The operator may suspend or delete accounts that: • Violate these Terms of Service. • Show abusive, fraudulent or harmful behavior toward shared infrastructure. • Remain inactive for a period equal to or greater than 24 months, always with prior notice by e-mail and a 30-day window to export data. • Are subject to a substantiated court order. You may delete your account at any time from the vault dashboard, with permanent removal of data within up to 30 days. Encrypted operational logs may be retained for up to 90 days for security audit purposes, as detailed in the Privacy Policy section 9. In case of suspension due to violation, you have the right to: • Receive an e-mail communication with the reason for the decision. • Request a written review, with a response within 15 calendar days. • Export your data before final deletion, except in cases of a court order to the contrary.
Good-faith security research is encouraged. Disclosure policy: embargo until fix in production (generally 72h for CRIT, 1 week for HIGH). Public credit in the changelog after the fix, with your prior consent. Non-retaliation: good-faith research will not be grounds for legal action. Reporting channel: contato@taiva.com.br with [SECURITY] prefix. Initial response SLA within 48 business hours.
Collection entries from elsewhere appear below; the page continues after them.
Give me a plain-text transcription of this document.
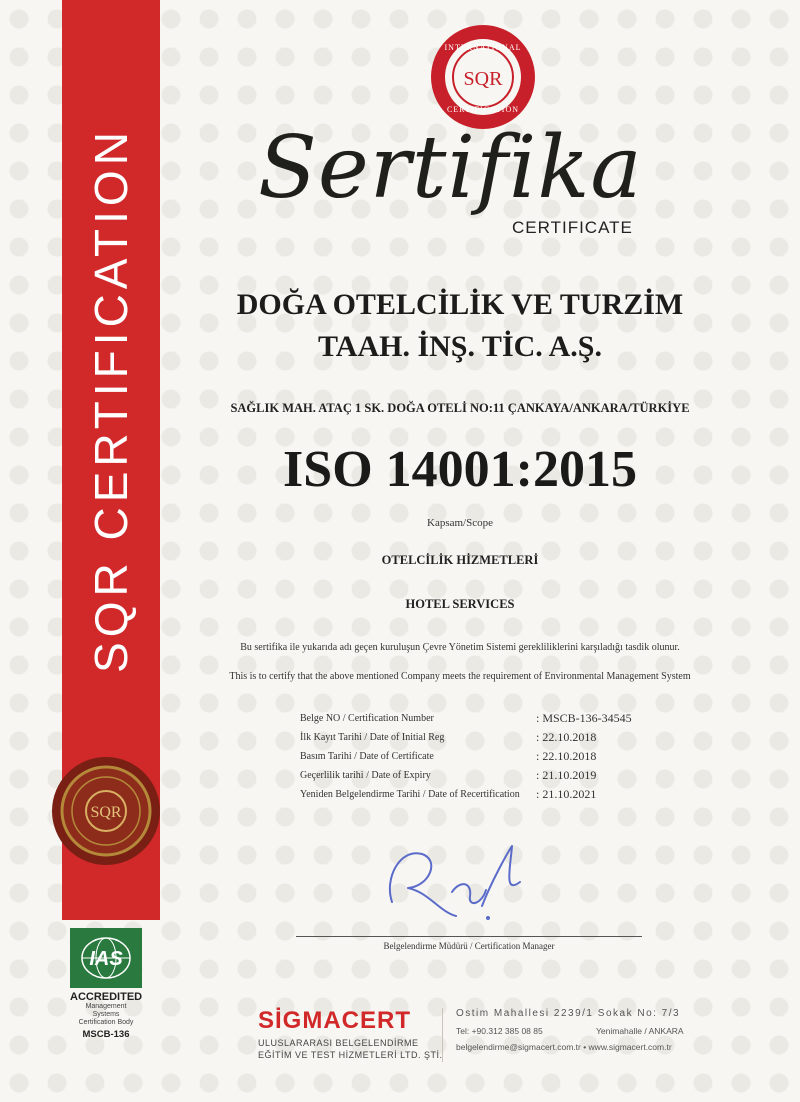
SQR CERTIFICATION
SQR
INTERNATIONAL
SQR
CERTIFICATION
Sertifika
CERTIFICATE
DOĞA OTELCİLİK VE TURZİM
TAAH. İNŞ. TİC. A.Ş.
SAĞLIK MAH. ATAÇ 1 SK. DOĞA OTELİ NO:11 ÇANKAYA/ANKARA/TÜRKİYE
ISO 14001:2015
Kapsam/Scope
OTELCİLİK HİZMETLERİ
HOTEL SERVICES
Bu sertifika ile yukarıda adı geçen kuruluşun Çevre Yönetim Sistemi gerekliliklerini karşıladığı tasdik olunur.
This is to certify that the above mentioned Company meets the requirement of Environmental Management System
Belge NO / Certification Number	: MSCB-136-34545
İlk Kayıt Tarihi / Date of Initial Reg	: 22.10.2018
Basım Tarihi / Date of Certificate	: 22.10.2018
Geçerlilik tarihi / Date of Expiry	: 21.10.2019
Yeniden Belgelendirme Tarihi / Date of Recertification : 21.10.2021
Belgelendirme Müdürü / Certification Manager
IAS
ACCREDITED
Management
Systems
Certification Body
MSCB-136
SİGMACERT
ULUSLARARASI BELGELENDİRME
EĞİTİM VE TEST HİZMETLERİ LTD. ŞTİ.
Ostim Mahallesi 2239/1 Sokak No: 7/3
Tel: +90.312 385 08 85	Yenimahalle / ANKARA
belgelendirme@sigmacert.com.tr • www.sigmacert.com.tr
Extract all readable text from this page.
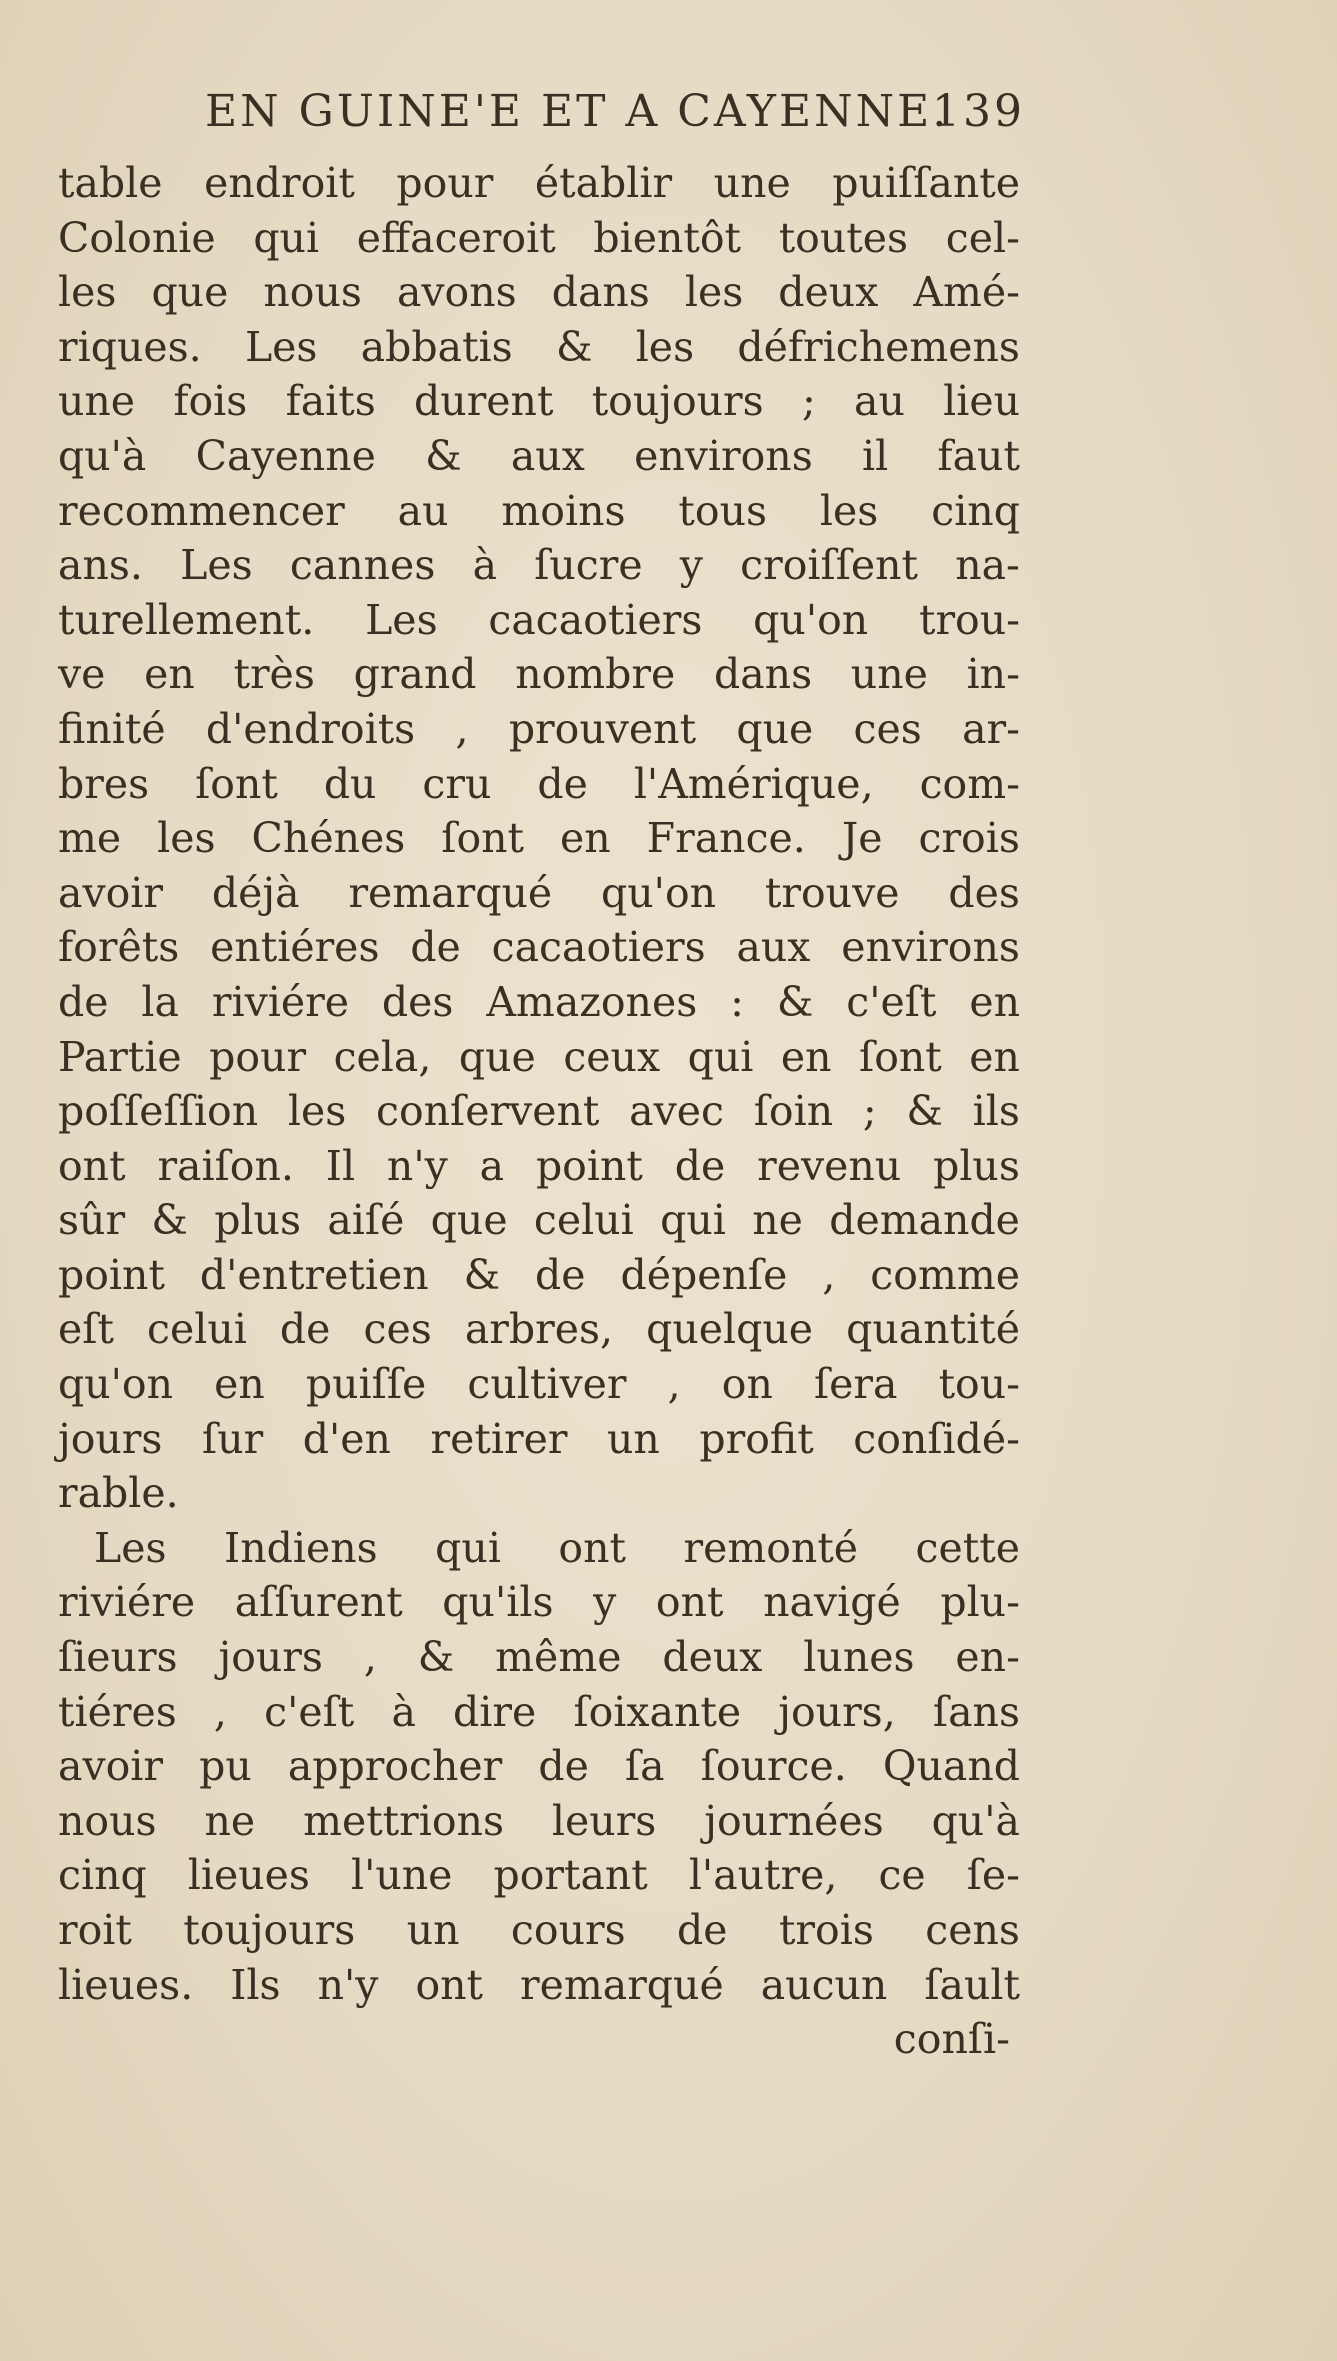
EN GUINE'E ET A CAYENNE.
139
table endroit pour établir une puiſſante
Colonie qui effaceroit bientôt toutes cel-
les que nous avons dans les deux Amé-
riques. Les abbatis & les défrichemens
une fois faits durent toujours ; au lieu
qu'à Cayenne & aux environs il faut
recommencer au moins tous les cinq
ans. Les cannes à ſucre y croiſſent na-
turellement. Les cacaotiers qu'on trou-
ve en très grand nombre dans une in-
finité d'endroits , prouvent que ces ar-
bres ſont du cru de l'Amérique, com-
me les Chénes ſont en France. Je crois
avoir déjà remarqué qu'on trouve des
forêts entiéres de cacaotiers aux environs
de la riviére des Amazones : & c'eſt en
Partie pour cela, que ceux qui en ſont en
poſſeſſion les conſervent avec ſoin ; & ils
ont raiſon. Il n'y a point de revenu plus
sûr & plus aiſé que celui qui ne demande
point d'entretien & de dépenſe , comme
eſt celui de ces arbres, quelque quantité
qu'on en puiſſe cultiver , on ſera tou-
jours ſur d'en retirer un profit conſidé-
rable.
Les Indiens qui ont remonté cette
riviére aſſurent qu'ils y ont navigé plu-
ſieurs jours , & même deux lunes en-
tiéres , c'eſt à dire ſoixante jours, ſans
avoir pu approcher de ſa ſource. Quand
nous ne mettrions leurs journées qu'à
cinq lieues l'une portant l'autre, ce ſe-
roit toujours un cours de trois cens
lieues. Ils n'y ont remarqué aucun ſault
conſi-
The source code of TAIVA Vault is proprietary to Rogério A. Santana. The "TAIVA Vault" brand and visual identity are also property of the operator. Open-source libraries used are listed at /licenses. The data you store is your property. The operator does not claim rights over the encrypted content of user vaults, nor over metadata that is technically impossible to read (cipherchunks). Public content generated by you in the context of the service (public-format bug reports, contributions, suggestions) may be cited by the operator in communications, always with your consent and credit as agreed.
These terms may be updated to reflect changes in the service, applicable law or security practices. The current version is always published at vault.taiva.com.br/terms with the date of the last update. Material changes are communicated by e-mail to users at least 30 days in advance. Continued use of the service after the effective date implies acceptance of the new terms. Version history of these terms is available on request to the DPO. Non-material changes (editorial corrections, clarifications without altering obligations) may be applied without prior notice, always noted in /changelog.
Questions, exercise of LGPD rights, security incident reports or legal requests should be directed to contato@taiva.com.br (use [SECURITY] prefix in the subject for vulnerabilities). Response within 15 calendar days for LGPD, 48 business hours for critical security, 15 business days for general cases. Amicable settlement attempts precede any legal action. If necessary, the competent jurisdiction is, at the consumer's choice, the consumer's domicile (CDC Art. 101, I) or the Central Court of the District of São Paulo/SP. For disputes between the operator and non-consumer users (commercial or corporate use), the elected jurisdiction is the District of São Paulo/SP.